Earlier this week I did a studio visit with an artist who lives up the road from me. Their studio was massive — warehouse scale, glitter on the floor everywhere, huge buckets of paint. And racks and racks of finished paintings, some rolled-up, others boxed for shipping, and lots more just stacked against each other — many over 20 feet tall or wide. It was in radical contrast to my studio where, because so much of my work is digital, there isn’t a lot of visible history. And definitely no glitter.
It triggered in me a desire to look back at some of my older work — things I may have produced, but since filed away or put into my own, more moderate, storage. (A big NAS hard drive array is not very dramatic to look at.) Or perhaps shared on social media, but then lost to the cloud of the IG scroll.
And as I rifled through my hard drives I stumbled upon a series I did around the start of the COVID pandemic. The work began in August 2019 and was completed in March 2020. It was based on a series of pictures I took of grasses and wildflowers at my farm in Upstate New York, which I then used to train my AI / GAN.
Remembering now, as I looked at them again with fresh eyes, I really liked the work. They had a strangely dense complexity, very different from other AI-based works that I had been making at that time. In fact, the first thing that came to mind when I created them, was that they were tapestries. They reminded me of the Unicorn Tapestries that I’d seen pre-pandemic at The Metropolitan Museum of Art’s Cloisters galleries.
I did, in fact, then start to explore the idea of turning my work into something fabric. But that ended up being something quite different. (See my collaboration with Susan Yelavich for our Darns series of work.)
The grasses, however tapestry-like they may seem, also have a mixture of the photographic and the machine-like materiality of AI / GAN images. Repeating elements, foreground/background simultaneity, and a density that draws the viewer in.
There’s a hallucinatory quality that, for me, really captures not just the abundance of nature, but its awe and danger. We can delude ourselves, sometimes thinking that we have power over nature. Bur really, nature is just one step away from overwhelming everything that we have created — even if it is something as seemingly benign as a grassy field full of wildflowers.

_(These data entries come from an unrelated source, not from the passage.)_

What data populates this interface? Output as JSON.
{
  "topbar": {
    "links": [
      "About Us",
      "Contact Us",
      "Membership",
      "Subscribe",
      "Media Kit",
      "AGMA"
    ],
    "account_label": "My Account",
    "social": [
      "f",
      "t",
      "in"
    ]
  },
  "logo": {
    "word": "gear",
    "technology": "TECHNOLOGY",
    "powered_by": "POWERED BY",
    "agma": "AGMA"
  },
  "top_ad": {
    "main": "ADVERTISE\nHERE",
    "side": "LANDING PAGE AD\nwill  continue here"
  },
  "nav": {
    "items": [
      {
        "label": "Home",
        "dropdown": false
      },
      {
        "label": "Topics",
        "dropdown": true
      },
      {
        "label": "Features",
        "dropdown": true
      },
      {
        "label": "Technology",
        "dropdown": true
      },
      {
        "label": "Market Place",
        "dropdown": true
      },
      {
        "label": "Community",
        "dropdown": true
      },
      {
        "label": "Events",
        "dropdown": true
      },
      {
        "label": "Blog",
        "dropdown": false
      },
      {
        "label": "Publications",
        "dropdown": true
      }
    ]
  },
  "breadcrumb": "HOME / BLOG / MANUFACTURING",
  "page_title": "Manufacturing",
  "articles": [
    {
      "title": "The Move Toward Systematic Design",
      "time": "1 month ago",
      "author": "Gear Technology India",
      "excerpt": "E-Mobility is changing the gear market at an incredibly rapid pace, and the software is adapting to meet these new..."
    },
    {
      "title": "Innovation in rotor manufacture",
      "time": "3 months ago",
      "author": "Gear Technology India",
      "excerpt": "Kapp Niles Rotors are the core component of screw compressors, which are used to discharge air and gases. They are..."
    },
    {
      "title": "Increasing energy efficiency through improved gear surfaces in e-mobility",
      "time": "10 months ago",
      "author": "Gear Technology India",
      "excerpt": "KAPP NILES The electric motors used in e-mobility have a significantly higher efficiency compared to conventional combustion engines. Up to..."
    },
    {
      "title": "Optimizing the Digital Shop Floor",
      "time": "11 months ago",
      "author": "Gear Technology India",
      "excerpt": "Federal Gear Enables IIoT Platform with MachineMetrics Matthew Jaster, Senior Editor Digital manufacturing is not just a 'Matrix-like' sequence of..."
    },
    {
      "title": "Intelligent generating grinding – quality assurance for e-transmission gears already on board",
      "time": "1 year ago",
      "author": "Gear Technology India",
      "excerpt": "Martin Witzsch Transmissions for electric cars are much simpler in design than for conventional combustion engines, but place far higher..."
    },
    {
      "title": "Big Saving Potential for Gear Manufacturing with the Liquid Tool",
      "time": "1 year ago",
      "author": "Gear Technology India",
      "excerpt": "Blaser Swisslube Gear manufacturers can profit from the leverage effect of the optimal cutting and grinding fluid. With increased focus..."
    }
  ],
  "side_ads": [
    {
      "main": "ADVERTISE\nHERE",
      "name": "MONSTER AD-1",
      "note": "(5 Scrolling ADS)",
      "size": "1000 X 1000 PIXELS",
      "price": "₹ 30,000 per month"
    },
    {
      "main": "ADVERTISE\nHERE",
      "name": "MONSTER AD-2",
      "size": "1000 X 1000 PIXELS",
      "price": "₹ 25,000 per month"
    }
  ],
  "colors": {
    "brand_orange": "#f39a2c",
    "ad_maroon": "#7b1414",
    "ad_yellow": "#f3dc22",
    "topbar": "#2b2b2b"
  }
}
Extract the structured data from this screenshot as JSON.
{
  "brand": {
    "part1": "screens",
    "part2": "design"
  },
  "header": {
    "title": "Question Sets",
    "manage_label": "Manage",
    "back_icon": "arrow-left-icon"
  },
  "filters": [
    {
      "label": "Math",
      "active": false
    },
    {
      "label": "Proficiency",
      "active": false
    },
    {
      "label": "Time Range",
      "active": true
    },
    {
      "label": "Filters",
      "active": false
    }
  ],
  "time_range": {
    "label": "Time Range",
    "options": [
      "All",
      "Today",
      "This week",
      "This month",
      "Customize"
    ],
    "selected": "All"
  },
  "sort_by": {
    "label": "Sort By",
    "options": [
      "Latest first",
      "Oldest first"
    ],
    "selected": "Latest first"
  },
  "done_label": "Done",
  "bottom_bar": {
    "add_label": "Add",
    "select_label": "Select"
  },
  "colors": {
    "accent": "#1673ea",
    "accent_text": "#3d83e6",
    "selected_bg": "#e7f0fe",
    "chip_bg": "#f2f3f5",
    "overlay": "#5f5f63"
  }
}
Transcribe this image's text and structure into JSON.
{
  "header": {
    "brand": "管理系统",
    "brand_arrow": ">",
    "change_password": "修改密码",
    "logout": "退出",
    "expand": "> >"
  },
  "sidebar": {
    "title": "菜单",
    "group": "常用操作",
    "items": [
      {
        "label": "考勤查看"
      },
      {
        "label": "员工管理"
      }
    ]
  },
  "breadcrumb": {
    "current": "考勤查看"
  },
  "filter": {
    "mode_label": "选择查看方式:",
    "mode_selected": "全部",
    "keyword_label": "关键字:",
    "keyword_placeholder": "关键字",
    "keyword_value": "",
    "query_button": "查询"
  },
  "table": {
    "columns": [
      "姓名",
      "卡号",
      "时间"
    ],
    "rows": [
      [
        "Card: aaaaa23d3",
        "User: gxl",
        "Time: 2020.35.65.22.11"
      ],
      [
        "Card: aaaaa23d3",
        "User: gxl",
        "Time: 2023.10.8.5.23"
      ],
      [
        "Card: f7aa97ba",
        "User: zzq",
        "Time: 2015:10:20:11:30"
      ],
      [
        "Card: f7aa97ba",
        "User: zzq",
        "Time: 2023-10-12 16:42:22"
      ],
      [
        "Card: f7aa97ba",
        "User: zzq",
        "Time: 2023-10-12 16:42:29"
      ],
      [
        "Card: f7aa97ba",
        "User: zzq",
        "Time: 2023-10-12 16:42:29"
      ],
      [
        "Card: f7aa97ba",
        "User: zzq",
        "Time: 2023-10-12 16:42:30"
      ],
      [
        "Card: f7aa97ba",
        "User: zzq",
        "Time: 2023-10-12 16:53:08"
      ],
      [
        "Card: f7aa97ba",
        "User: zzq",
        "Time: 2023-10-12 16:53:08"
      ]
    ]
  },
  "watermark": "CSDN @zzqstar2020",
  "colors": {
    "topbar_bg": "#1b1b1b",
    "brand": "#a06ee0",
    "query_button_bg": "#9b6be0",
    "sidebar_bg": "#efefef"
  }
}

That tension between the beauty and danger of nature is echoed in our relationship to emerging AI. To some it seems to offer untold benefits, but simultaneously there is a growing chorus of those warning that it could upend civilization in untold ways.
Is there also a COVID aesthetic here? At the time these were made we were all afraid to go out — and so the danger of nature and the unknowns that lurked outside was a big part of our psychology. We had all turned into inward nesters, trying to make our homes more comfortable as we settled into the idea that we might be home-bound for a while. And so tapestries, wallpaper, and ways of wrapping something comfortable around us, likewise, were part of that moment. Making COVID-era work wasn’t what I was seeking to do, but for me, this work does now feel like it came from a particular moment in time.